I’m Devin Teichrow, an epidemiologist based at the University of California, Irvine, where I am an epidemiology specialist in the lab of Dr. Ali Ezzati. My public science work sits at the intersection of infectious disease, historical analysis, and evidence communication.

I received my training in epidemiology at UCLA and currently work in neurology research, where my projects have focused on cognition, migraine, aging, ecological momentary assessment, and digital health methods. Alongside my academic work, I’ve developed a growing interest in how disease moves through populations beyond the clinic or dataset: through war, migration, infrastructure, ecology, trade, and geography.

That broader perspective is what led to my Substack, The Edge of Epidemiology. My writing can also currently be found in The Viking Herald and The Age of Exploration.

Project

What the project became

The Edge of Epidemiology began as a place to write about historical epidemics and overlooked disease stories, but it has gradually expanded into something wider: a hybrid of outbreak reporting, historical epidemiology, disease atlases, methodological explainers, and longform essays about how pathogens shape societies over time.

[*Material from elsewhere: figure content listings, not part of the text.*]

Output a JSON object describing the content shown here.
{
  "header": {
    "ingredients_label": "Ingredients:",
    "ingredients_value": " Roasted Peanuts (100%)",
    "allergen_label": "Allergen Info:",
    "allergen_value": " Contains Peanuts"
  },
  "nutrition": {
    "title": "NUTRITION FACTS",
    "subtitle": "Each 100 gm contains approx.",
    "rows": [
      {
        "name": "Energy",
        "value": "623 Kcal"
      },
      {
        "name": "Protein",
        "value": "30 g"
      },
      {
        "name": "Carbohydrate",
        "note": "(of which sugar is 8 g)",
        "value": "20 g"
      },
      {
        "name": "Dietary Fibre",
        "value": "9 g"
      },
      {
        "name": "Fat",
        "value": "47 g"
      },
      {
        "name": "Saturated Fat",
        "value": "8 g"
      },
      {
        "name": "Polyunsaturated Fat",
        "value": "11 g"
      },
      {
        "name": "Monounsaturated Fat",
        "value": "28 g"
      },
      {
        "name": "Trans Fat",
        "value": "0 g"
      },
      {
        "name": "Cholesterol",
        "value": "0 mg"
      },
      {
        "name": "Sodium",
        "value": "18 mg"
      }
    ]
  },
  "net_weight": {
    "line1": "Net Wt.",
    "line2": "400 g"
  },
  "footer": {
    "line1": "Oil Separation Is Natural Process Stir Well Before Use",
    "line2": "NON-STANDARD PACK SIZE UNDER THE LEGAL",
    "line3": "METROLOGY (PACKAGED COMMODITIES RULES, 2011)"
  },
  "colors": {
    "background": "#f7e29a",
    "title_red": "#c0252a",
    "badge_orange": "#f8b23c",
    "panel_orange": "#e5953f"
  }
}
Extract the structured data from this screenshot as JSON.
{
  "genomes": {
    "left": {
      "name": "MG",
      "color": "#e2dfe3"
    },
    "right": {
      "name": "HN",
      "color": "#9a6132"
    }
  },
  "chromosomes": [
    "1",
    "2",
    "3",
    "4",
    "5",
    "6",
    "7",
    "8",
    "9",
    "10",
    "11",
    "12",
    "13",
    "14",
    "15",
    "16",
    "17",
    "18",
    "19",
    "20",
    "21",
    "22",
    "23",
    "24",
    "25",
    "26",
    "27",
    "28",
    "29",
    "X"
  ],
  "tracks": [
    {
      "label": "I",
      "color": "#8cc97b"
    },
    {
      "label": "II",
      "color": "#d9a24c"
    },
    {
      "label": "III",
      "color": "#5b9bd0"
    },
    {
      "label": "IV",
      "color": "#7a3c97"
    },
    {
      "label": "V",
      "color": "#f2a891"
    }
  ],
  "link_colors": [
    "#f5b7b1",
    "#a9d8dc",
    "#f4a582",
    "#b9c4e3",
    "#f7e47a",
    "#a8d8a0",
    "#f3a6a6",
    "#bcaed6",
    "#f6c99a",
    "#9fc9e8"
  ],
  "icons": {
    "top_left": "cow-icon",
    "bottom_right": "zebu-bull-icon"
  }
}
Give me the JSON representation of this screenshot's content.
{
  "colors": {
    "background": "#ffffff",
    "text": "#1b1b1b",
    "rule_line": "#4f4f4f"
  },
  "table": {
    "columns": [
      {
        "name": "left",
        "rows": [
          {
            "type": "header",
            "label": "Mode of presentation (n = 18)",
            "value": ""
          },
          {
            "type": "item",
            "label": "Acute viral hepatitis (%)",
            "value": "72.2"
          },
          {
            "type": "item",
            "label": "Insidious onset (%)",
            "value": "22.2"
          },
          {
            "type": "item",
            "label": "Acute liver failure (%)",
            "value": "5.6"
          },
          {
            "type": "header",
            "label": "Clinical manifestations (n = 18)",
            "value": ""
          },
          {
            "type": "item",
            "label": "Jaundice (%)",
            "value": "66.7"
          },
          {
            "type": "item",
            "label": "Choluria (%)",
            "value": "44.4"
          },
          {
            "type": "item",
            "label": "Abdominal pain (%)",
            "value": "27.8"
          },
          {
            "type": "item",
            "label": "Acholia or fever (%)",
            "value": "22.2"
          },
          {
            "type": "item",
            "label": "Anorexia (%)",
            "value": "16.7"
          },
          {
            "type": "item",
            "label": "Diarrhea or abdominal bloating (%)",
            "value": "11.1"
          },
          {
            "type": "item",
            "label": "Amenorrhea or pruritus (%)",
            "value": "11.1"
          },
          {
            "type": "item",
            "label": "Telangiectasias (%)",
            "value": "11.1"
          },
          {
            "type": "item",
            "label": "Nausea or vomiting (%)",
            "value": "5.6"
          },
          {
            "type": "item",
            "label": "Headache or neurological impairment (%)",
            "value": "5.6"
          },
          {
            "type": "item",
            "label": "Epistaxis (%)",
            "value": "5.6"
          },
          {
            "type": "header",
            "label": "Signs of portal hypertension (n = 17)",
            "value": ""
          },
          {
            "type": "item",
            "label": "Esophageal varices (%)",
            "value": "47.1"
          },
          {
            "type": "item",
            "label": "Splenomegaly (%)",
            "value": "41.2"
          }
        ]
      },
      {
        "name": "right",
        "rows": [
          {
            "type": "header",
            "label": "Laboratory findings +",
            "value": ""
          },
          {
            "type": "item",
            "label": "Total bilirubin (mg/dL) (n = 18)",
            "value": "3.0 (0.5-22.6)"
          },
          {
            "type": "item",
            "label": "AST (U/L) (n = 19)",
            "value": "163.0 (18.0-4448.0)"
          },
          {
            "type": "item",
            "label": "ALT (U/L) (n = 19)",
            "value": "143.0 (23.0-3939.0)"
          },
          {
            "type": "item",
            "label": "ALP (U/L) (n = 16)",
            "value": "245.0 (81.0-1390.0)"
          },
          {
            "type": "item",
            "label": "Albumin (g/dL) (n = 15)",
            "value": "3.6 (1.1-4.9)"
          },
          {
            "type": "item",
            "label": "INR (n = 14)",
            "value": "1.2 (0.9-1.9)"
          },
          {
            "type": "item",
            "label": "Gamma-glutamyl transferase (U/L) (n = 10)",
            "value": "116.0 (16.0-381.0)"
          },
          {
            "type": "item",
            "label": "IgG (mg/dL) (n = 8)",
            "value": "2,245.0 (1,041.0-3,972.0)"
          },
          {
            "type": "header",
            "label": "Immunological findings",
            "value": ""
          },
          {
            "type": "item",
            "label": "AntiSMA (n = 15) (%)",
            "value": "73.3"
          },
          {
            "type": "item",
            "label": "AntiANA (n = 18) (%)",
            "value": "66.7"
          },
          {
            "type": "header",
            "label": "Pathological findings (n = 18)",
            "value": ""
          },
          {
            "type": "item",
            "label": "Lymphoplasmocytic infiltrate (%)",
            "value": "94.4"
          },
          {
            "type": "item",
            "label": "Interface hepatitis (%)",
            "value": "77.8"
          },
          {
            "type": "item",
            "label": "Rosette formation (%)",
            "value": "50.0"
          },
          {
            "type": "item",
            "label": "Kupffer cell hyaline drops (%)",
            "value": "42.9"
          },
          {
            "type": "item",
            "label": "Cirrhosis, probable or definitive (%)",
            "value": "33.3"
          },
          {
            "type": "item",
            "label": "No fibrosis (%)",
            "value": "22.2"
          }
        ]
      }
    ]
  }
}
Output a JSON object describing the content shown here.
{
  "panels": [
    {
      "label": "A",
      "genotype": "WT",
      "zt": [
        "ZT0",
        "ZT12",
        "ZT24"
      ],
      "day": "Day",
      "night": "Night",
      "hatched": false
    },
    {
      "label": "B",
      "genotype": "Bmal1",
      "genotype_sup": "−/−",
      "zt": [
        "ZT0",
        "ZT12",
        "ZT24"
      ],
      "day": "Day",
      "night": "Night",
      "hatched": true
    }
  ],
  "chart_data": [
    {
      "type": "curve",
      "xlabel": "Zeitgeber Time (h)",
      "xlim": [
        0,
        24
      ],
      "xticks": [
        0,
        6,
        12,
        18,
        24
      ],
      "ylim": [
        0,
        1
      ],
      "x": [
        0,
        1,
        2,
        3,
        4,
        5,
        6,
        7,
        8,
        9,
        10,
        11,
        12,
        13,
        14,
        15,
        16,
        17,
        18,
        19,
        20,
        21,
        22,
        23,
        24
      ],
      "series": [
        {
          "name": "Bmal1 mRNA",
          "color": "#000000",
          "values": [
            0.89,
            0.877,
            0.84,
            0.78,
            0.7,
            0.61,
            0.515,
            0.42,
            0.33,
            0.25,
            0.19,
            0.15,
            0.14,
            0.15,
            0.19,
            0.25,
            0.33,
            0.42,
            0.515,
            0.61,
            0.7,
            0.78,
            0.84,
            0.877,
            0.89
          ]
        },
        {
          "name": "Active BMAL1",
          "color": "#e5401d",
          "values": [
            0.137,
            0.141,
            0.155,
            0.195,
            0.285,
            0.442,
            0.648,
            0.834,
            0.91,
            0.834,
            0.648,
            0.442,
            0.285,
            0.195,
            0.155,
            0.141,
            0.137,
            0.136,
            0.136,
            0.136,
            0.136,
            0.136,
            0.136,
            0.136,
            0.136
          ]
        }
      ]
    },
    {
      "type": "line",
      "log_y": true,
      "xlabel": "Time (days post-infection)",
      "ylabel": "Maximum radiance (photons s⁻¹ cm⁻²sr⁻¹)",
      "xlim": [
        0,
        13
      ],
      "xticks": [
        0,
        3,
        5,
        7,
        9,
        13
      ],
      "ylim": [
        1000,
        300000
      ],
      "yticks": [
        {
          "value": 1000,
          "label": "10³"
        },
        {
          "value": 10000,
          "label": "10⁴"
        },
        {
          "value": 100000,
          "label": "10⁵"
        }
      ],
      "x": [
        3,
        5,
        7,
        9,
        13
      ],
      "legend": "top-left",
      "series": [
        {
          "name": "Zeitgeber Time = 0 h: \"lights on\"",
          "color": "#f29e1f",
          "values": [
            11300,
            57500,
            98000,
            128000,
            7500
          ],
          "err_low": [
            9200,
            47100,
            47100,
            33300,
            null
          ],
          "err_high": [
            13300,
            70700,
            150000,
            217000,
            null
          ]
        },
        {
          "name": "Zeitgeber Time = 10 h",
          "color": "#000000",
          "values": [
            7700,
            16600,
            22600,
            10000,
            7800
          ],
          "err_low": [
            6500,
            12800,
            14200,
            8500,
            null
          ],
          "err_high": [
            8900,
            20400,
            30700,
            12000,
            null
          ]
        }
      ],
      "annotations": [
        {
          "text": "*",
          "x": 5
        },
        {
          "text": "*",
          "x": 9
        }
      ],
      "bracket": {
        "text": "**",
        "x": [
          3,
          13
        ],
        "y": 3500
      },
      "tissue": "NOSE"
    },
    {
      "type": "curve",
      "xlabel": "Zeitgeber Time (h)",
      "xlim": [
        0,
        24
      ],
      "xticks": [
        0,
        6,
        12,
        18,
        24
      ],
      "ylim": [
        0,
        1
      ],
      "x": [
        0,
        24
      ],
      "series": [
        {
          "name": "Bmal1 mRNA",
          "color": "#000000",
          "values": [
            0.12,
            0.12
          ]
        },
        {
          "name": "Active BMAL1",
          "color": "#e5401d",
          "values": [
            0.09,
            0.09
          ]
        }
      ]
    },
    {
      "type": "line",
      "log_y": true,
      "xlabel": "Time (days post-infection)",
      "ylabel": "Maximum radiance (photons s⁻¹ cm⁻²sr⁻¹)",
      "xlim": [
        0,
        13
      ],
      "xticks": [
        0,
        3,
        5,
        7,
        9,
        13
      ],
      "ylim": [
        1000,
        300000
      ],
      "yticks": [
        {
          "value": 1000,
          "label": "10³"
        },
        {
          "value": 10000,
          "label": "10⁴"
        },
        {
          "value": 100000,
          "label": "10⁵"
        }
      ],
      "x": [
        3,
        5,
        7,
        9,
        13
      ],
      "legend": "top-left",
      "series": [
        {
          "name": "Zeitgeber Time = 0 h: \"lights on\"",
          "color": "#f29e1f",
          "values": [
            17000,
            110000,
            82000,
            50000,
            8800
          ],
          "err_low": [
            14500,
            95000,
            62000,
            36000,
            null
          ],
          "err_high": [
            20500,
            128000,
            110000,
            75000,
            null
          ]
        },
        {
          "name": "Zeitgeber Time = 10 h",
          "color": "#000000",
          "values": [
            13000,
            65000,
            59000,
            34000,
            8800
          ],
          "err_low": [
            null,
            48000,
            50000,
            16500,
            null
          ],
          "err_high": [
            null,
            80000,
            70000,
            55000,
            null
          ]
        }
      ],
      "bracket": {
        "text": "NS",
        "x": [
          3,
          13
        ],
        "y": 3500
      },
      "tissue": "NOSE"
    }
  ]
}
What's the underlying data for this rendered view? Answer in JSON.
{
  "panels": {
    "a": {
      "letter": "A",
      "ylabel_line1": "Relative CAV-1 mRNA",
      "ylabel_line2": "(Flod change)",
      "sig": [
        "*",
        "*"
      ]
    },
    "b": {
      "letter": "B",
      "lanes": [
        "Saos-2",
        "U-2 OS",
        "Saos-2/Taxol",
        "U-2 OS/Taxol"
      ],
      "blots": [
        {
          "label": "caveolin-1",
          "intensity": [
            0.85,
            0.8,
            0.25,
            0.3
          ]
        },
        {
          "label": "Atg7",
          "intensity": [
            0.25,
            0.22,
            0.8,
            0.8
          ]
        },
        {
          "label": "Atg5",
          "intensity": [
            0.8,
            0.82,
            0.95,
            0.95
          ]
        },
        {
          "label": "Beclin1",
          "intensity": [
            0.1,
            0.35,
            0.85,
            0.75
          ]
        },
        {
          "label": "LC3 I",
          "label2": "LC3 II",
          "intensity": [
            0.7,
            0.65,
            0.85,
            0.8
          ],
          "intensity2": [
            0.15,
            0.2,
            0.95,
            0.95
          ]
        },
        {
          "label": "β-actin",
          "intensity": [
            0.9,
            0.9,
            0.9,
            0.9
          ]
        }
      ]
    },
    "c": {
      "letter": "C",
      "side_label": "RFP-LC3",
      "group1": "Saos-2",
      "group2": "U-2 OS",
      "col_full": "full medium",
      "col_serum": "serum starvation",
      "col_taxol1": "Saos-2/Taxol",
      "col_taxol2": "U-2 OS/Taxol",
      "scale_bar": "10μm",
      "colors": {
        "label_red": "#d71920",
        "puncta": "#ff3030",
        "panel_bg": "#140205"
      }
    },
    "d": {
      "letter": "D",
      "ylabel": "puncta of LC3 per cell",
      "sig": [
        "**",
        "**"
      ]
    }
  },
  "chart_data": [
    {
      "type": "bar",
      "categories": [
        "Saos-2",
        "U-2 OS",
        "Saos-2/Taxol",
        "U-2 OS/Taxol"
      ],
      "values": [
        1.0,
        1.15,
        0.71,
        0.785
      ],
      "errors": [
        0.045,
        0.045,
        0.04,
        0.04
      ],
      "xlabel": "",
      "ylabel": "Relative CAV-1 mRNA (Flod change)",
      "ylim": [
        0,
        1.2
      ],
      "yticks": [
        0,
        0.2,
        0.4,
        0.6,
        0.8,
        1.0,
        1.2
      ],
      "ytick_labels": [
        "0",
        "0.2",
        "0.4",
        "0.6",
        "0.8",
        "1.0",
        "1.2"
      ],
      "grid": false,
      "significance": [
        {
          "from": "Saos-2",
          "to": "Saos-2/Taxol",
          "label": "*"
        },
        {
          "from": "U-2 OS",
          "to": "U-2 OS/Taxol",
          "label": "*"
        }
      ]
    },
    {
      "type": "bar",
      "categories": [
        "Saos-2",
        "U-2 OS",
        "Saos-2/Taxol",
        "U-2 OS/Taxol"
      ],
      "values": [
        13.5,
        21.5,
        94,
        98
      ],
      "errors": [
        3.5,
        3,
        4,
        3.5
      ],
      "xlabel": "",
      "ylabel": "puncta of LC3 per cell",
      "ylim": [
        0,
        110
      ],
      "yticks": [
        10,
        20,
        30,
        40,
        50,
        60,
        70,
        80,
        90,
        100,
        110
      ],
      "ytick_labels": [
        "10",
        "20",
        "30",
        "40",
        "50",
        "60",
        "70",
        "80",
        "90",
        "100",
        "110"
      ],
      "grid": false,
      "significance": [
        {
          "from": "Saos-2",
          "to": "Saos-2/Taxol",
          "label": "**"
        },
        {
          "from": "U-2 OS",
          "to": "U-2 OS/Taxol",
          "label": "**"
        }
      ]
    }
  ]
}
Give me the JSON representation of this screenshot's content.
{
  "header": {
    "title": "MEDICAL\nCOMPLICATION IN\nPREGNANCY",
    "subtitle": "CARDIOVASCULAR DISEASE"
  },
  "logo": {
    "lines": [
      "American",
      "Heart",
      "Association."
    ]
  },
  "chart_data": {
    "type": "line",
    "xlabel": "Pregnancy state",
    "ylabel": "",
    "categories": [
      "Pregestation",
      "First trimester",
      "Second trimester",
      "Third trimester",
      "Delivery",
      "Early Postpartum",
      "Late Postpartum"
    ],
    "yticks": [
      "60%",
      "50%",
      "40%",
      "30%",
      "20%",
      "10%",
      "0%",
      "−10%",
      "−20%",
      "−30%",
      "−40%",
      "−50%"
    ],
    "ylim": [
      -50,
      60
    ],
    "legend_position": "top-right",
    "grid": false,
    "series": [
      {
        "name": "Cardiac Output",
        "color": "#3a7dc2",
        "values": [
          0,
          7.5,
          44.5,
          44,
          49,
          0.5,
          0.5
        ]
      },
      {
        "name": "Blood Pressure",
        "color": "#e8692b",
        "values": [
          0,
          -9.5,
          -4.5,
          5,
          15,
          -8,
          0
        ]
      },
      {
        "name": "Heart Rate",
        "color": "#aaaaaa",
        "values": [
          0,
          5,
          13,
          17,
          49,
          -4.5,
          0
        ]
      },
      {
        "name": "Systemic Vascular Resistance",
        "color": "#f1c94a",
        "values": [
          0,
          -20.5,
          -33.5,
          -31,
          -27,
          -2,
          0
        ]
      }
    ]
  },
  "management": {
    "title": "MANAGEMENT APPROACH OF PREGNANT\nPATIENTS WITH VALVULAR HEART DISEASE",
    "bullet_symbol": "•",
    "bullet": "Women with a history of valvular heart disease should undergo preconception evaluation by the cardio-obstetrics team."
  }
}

Much of modern disease reporting treats outbreaks as isolated events. I’m more interested in the long view of how epidemics recur, how institutions respond, how public fear evolves, and how the same epidemiologic patterns reappear across centuries under different names. I’m also interested in the biological, genetic, and societal changes that occur as a result of infectious disease epidemics.

Interests

Current areas of focus

Framing

Why geography matters here

The site’s atlas projects and interactive maps grew out of a belief that epidemiology is fundamentally geographic. Disease is biological, spatial, political, ecological, economic, cultural, and historical. Pathogens move along trade routes, through armies, across borders, inside housing systems, and within the infrastructure societies build for themselves.

My goal is to make epidemiology feel legible, historically grounded, and intellectually honest for a broader audience without flattening uncertainty or complexity. Outside of research and writing, I build interactive disease atlases, epidemiology exhibits, and science communication projects focused on making complex public health topics more understandable and visually intuitive.